Dare to Dream

Stepping outside his comfort zone has opened new doors for Tory Brown ’13

As a kid, Tory Brown ’13 loved reading mystery book series such as the Hardy Boys and The Box Car Children. “I liked figuring out what was going to happen,” he said.

Today, the communication studies major from Fredericksburg, Virginia, is turning that love of mystery into what he hopes will be a career in journalism or other communications field. “I like the reporting aspect,” he said. “I love talking to people and getting information that helps you get to the bottom of things.”

During high school, Brown’s interests mostly centered around basketball. But college brought the opportunity to a try a number of new activities—a few that surprised even him. Dance is a big example. Friends convinced Brown, who had never taken a dance course, to participate in the College’s dance concert his first year.

“I really didn’t know what I was doing, but they said if you can walk, you can dance,” he said. “That is what I did for that first performance. Afterwards, I decided to take a couple of dance classes.”

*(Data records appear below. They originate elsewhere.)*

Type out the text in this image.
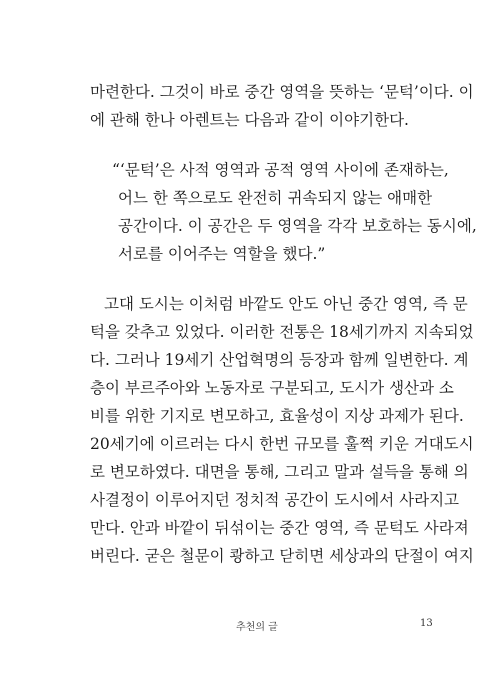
마련한다. 그것이 바로 중간 영역을 뜻하는 ‘문턱’이다. 이
에 관해 한나 아렌트는 다음과 같이 이야기한다.
“‘문턱’은 사적 영역과 공적 영역 사이에 존재하는,
어느 한 쪽으로도 완전히 귀속되지 않는 애매한
공간이다. 이 공간은 두 영역을 각각 보호하는 동시에,
서로를 이어주는 역할을 했다.”
고대 도시는 이처럼 바깥도 안도 아닌 중간 영역, 즉 문
턱을 갖추고 있었다. 이러한 전통은 18세기까지 지속되었
다. 그러나 19세기 산업혁명의 등장과 함께 일변한다. 계
층이 부르주아와 노동자로 구분되고, 도시가 생산과 소
비를 위한 기지로 변모하고, 효율성이 지상 과제가 된다.
20세기에 이르러는 다시 한번 규모를 훌쩍 키운 거대도시
로 변모하였다. 대면을 통해, 그리고 말과 설득을 통해 의
사결정이 이루어지던 정치적 공간이 도시에서 사라지고
만다. 안과 바깥이 뒤섞이는 중간 영역, 즉 문턱도 사라져
버린다. 굳은 철문이 쾅하고 닫히면 세상과의 단절이 여지
추천의 글	13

The same thing happened later with a theatre production, and it was not long before Brown caught the acting bug. “I was never a risk-taker during high school,” Brown said. “I wanted to stay in my comfort zone. But it is different here. Taking dance and acting were risks, and taking those risks opened up opportunities for me.”

Chad Beck, a communication studies professor, said Brown’s involvement in arts-related activities such as theatre and dance will help later in life. “Tory is a living example of how Randolph students can emerge as productive, engaged leaders in the artistic and cultural spheres,” he said. “Culture and the arts nurture creativity valuable for any career and for contributing to communities.”

Brown was chosen as a 2011 Davenport Leader, and he can already see how the competitive program, which provides students with leadership training, has made a difference in how he works with others. Whether he is using those skills as he coordinates events for the Macon Activities Council, in class, or during any of his other extracurricular activities, Brown knows the experiences will be valuable when he is searching for a job in the journalism field.

“College is much more than what I expected, and I definitely think I am going to be prepared for anything,” he said. “My professors always know when I can do better. And when you have that positive influence and positive push, you can’t help but be successful.”